The Earth-Centered Inertial (ECI) and Earth-Centered Earth-Fixed (ECEF) coordinate systems coincide at the moment of a missile launch because the launch event is defined to occur at a specific epoch of time, typically the instant of liftoff, for which the orientation of the ECEF frame is precisely known relative to the inertial frame. The fundamental distinction between the two systems is that ECI is non-rotating with respect to the distant stars, serving as an inertial reference for Newtonian mechanics, while ECEF rotates with the Earth. Their alignment is therefore not a permanent condition but a temporal snapshot. By convention, the launch epoch is used as the reference time (t=0) for the mission's trajectory calculations. At that exact epoch, the ECEF frame's prime meridian and axes are defined to be aligned with those of the ECI frame, which is typically a J2000-based system. This deliberate alignment at t=0 simplifies the initial state vector definition, as the missile's position and velocity measured relative to the launch pad on the rotating Earth can be directly translated into inertial coordinates without an immediate rotational correction.
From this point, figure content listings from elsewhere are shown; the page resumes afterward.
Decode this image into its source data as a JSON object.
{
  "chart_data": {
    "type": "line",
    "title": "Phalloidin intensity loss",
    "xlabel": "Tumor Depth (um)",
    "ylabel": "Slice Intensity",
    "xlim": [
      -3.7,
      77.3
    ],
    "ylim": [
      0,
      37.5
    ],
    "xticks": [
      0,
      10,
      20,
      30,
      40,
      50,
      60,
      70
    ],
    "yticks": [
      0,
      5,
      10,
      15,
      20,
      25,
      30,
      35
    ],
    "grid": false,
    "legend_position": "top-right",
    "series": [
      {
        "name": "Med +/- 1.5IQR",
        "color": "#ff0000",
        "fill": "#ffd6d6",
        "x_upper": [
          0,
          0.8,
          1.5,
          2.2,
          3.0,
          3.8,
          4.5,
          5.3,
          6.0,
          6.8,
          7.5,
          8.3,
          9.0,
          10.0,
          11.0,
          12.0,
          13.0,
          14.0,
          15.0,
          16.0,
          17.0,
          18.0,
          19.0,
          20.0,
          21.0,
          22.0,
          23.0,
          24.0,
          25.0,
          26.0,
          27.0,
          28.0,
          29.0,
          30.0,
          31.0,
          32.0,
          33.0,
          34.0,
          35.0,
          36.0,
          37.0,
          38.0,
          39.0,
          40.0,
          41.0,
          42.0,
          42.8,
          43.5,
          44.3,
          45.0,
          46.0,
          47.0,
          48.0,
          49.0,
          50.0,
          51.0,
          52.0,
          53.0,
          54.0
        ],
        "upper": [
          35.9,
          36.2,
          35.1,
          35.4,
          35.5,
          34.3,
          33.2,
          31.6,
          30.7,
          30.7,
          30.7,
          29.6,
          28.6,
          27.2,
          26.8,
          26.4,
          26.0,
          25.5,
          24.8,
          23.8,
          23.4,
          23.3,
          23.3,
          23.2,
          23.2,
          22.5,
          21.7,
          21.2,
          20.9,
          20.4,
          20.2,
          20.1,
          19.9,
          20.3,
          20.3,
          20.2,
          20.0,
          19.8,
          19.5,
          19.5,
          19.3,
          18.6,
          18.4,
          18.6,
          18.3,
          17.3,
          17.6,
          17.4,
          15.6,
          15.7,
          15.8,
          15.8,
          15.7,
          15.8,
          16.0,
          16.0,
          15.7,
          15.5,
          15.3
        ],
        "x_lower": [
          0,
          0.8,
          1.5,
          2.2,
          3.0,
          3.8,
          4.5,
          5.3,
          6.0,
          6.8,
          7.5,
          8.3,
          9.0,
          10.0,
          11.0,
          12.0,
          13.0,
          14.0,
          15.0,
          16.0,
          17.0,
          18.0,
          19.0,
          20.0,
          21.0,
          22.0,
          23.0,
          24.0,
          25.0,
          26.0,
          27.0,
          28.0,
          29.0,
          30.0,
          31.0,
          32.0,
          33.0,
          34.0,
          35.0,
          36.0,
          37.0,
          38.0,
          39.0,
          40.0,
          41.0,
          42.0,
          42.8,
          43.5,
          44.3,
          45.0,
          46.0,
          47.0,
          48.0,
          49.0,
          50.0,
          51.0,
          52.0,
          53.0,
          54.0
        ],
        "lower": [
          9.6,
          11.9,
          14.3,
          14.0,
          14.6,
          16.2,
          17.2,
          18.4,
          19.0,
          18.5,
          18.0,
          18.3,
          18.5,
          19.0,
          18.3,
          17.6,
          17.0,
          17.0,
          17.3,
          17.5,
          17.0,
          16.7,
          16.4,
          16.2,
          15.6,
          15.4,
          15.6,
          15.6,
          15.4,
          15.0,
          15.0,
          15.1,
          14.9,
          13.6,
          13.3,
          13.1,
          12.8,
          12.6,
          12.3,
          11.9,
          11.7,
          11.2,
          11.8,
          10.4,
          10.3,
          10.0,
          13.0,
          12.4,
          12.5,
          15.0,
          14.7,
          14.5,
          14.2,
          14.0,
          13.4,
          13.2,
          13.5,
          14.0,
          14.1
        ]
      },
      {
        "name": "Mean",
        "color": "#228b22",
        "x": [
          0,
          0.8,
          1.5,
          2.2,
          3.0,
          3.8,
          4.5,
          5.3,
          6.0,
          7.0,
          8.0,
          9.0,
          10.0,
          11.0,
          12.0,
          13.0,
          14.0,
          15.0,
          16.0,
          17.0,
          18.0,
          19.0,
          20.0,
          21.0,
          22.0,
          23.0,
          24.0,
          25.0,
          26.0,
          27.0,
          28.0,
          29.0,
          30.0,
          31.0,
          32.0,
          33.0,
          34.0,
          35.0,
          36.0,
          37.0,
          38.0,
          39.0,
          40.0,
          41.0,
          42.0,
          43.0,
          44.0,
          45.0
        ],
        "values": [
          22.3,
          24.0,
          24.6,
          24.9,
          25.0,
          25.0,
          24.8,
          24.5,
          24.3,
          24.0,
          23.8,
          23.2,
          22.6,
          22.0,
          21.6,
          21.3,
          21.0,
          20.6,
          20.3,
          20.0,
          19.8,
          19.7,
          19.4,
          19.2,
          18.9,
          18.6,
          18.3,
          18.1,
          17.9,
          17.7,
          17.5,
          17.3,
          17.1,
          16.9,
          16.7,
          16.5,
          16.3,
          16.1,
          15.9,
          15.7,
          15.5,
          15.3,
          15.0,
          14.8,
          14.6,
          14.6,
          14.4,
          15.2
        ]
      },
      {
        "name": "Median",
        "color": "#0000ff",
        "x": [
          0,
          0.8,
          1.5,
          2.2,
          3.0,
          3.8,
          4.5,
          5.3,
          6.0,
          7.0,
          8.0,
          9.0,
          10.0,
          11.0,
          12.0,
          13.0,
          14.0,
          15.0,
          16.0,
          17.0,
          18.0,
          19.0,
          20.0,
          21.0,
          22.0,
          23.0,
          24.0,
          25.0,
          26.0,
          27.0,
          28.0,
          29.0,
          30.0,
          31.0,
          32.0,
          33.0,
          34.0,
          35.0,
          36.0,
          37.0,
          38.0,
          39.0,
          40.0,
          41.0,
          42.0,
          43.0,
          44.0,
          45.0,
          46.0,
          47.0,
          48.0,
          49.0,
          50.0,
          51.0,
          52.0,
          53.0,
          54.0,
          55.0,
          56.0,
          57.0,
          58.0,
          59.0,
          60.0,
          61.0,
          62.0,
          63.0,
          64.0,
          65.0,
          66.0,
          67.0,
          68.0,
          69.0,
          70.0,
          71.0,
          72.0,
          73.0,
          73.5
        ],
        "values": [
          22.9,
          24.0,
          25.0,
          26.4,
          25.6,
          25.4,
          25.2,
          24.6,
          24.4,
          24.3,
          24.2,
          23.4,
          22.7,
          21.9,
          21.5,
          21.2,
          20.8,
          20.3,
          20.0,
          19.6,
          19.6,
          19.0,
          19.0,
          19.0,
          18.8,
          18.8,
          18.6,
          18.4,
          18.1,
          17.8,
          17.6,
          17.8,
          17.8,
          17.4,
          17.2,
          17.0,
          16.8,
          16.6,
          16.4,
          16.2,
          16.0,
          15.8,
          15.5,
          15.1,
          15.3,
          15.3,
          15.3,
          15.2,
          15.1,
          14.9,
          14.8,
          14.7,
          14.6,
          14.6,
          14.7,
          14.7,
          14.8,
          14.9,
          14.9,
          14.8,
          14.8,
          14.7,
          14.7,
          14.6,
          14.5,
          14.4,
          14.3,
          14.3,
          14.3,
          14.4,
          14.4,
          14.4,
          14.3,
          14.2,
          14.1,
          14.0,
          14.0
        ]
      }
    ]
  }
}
The operational necessity for this initial coincidence is rooted in the physics of trajectory propagation and guidance. A missile's equations of motion are integrated in an inertial frame to account correctly for forces like gravity and thrust without fictitious Coriolis or centrifugal terms. However, the launch location—its latitude, longitude, and altitude—is inherently defined in the rotating ECEF frame. By establishing coincidence at launch time, the initial position vector from the Earth's center to the launch pad is identical in both systems. The initial velocity vector in ECI is then constructed by adding the rotational velocity of the Earth at that location (approximately 465 m/s at the equator) to the missile's velocity relative to the ground. If the systems were not aligned at the epoch, this vector transformation would require an additional instantaneous rotational matrix, introducing unnecessary complexity at the initialization point.

This alignment is a mathematical convenience, not a physical reality that persists. Immediately after the launch epoch, the two frames begin to diverge as the Earth continues its rotation. The ECEF frame rotates at a rate of roughly 15 degrees per hour (360 degrees per sidereal day), while the ECI frame remains fixed. For accurate targeting and mid-course guidance, the missile's onboard navigation system must continually track this divergence, often by updating its state vector using models of Earth's rotation and, for strategic systems, potentially celestial or satellite-based updates. The initial coincidence thus provides a clean, unambiguous starting point from which all subsequent rotational transformations can be consistently computed.

The implications of this convention are significant for mission planning and error analysis. It ensures all calculated trajectories for a given launch originate from a consistent inertial reference, allowing for precise comparison and optimization. Any error in synchronizing the launch epoch time or in the precise orientation model of the Earth (accounting for polar motion or nutation) at that instant translates directly into an initial condition error in the inertial frame, which propagates and magnifies downrange. Therefore, the defining of the launch moment as the coincidence point is a critical procedural step, underpinning the accuracy of the entire inertial navigation solution by fixing the initial transformation between the measurable Earth-fixed launch parameters and the inertial dynamics of flight.